I don’t ignore, ladies and gentlemen, how difficult, even painful, this duty of appearance and remembrance may be.

I am well aware of the high price it may seem to carry for any national narrative and for its pride.

And I have the honor to speak, today, in the name of a nation – France – that went through the same sort of holy but sorrowful duty of memory.

Because, ultimately, breaking a silence paved over by decades of censorship (and, here, in Ukraine, by totalitarism, Stalinism…) is, essentialy, what President Jacques Chirac did, when he acknowledged the responsibility of the State for the deportation of the French Jews.

It is what German chancellor Willy Brandt did when he knelt in the Varsaw ghetto.

It is what Pope Jean Paul the Second proclaimed when he prayed in Auschwitz.

And this is what President Poroshenko is doing, today, when he encourages his nation to remember the genocidal mass murder of the Holodomor, to celebrate the righteous among nations Metropolite Andrei Cheptitsky and to pay tribute to those Ukrainians Jews who where killed and buried without a grave, without a trace and without being properly counted.

But we all know that this moment of reckoning is also the path of justice and of truth.

We know that nothing solid has ever been built by a country that did not come to terms with his own shadows and ghosts.

And we are well aware that the decent and righteous recording of history has been the true ground on which the new Europe was built.

Know, Mr President, Rabbis and dignitaries, Embassadors, that all the deeds done here today, know that every word spoken, every name whispered, are like a veil of mourning, forgiveness and redemption laid over an earth stained by the blood of innocents.

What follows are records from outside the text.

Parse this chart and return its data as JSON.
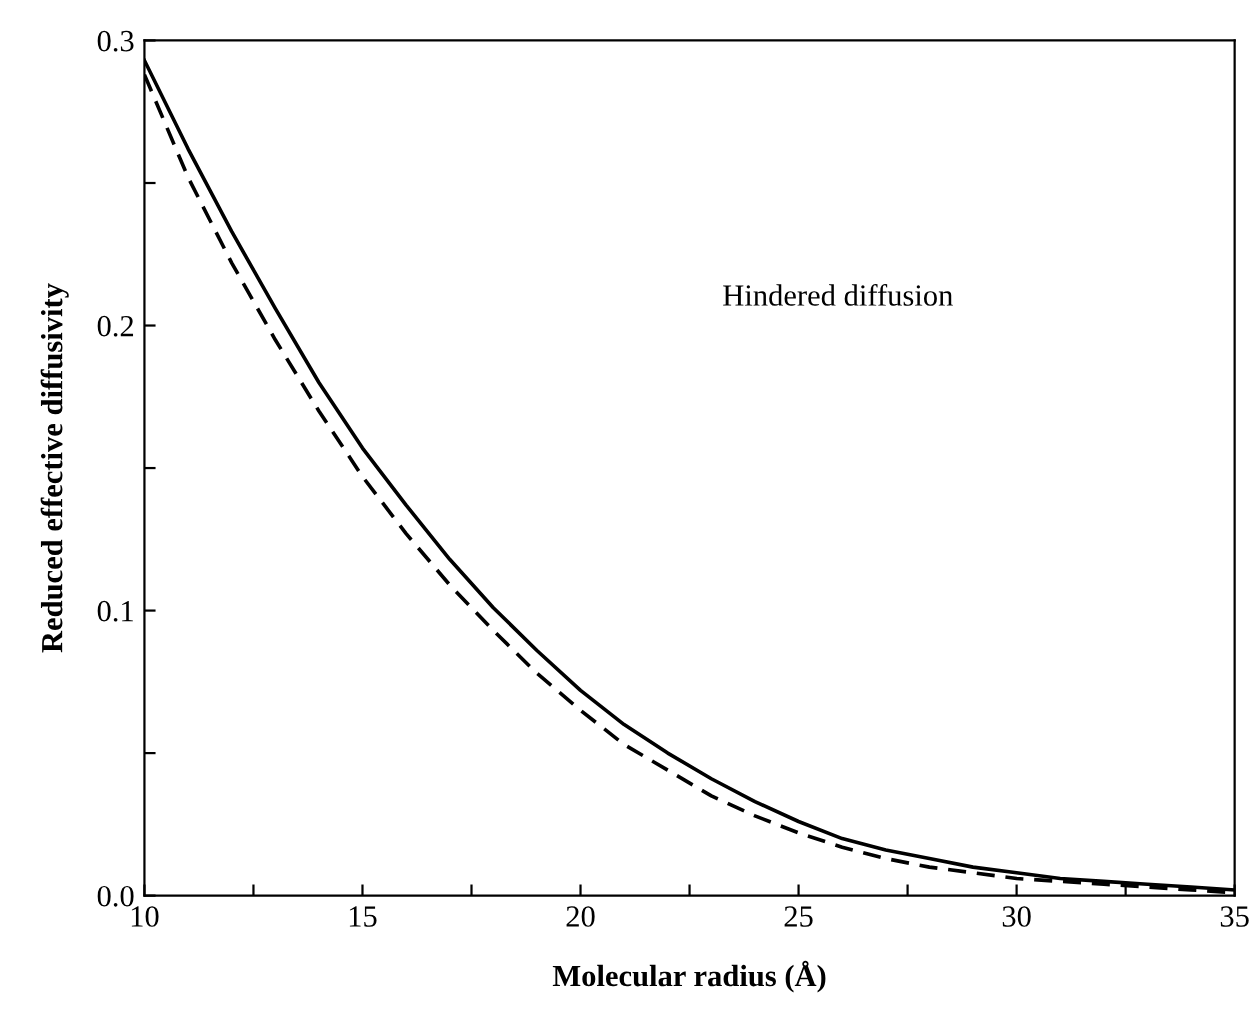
{
  "chart_data": {
    "type": "line",
    "xlabel": "Molecular radius (Å)",
    "ylabel": "Reduced effective diffusivity",
    "annotations": [
      "Hindered diffusion"
    ],
    "x": [
      10,
      11,
      12,
      13,
      14,
      15,
      16,
      17,
      18,
      19,
      20,
      21,
      22,
      23,
      24,
      25,
      26,
      27,
      28,
      29,
      30,
      31,
      32,
      33,
      34,
      35
    ],
    "series": [
      {
        "color": "#000000",
        "line_style": "solid",
        "values": [
          0.293,
          0.262,
          0.233,
          0.206,
          0.18,
          0.157,
          0.137,
          0.118,
          0.101,
          0.086,
          0.072,
          0.06,
          0.05,
          0.041,
          0.033,
          0.026,
          0.02,
          0.016,
          0.013,
          0.01,
          0.008,
          0.006,
          0.005,
          0.004,
          0.003,
          0.002
        ]
      },
      {
        "color": "#000000",
        "line_style": "dashed",
        "values": [
          0.288,
          0.252,
          0.222,
          0.195,
          0.17,
          0.147,
          0.127,
          0.109,
          0.093,
          0.078,
          0.065,
          0.053,
          0.044,
          0.035,
          0.028,
          0.022,
          0.017,
          0.013,
          0.01,
          0.008,
          0.006,
          0.005,
          0.004,
          0.003,
          0.002,
          0.001
        ]
      }
    ],
    "xlim": [
      10,
      35
    ],
    "ylim": [
      0.0,
      0.3
    ],
    "xticks": [
      10,
      {
        "value": 12.5,
        "label": null
      },
      15,
      {
        "value": 17.5,
        "label": null
      },
      20,
      {
        "value": 22.5,
        "label": null
      },
      25,
      {
        "value": 27.5,
        "label": null
      },
      30,
      {
        "value": 32.5,
        "label": null
      },
      35
    ],
    "yticks": [
      {
        "value": 0.0,
        "label": "0.0"
      },
      {
        "value": 0.05,
        "label": null
      },
      {
        "value": 0.1,
        "label": "0.1"
      },
      {
        "value": 0.15,
        "label": null
      },
      {
        "value": 0.2,
        "label": "0.2"
      },
      {
        "value": 0.25,
        "label": null
      },
      {
        "value": 0.3,
        "label": "0.3"
      }
    ],
    "grid": false,
    "legend": false,
    "marker": "none"
  }
}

But be sure, too, that the very fact that this ceremony takes place, the very communion, on this afflicted ground, of so many Ukrainians from so many different faiths (Jews, Christians, Muslims, non believers), the very encounter of the highest authorities of the new Ukraine and of the states (Israel, Germany) who, with Ukraine and, from now on, with the rest of the world, share the heritage of the dead of Babi Yar, be sure that all of this, for this country, is a new step out of the age of totalitarism and of darkness – and a new step toward Europe.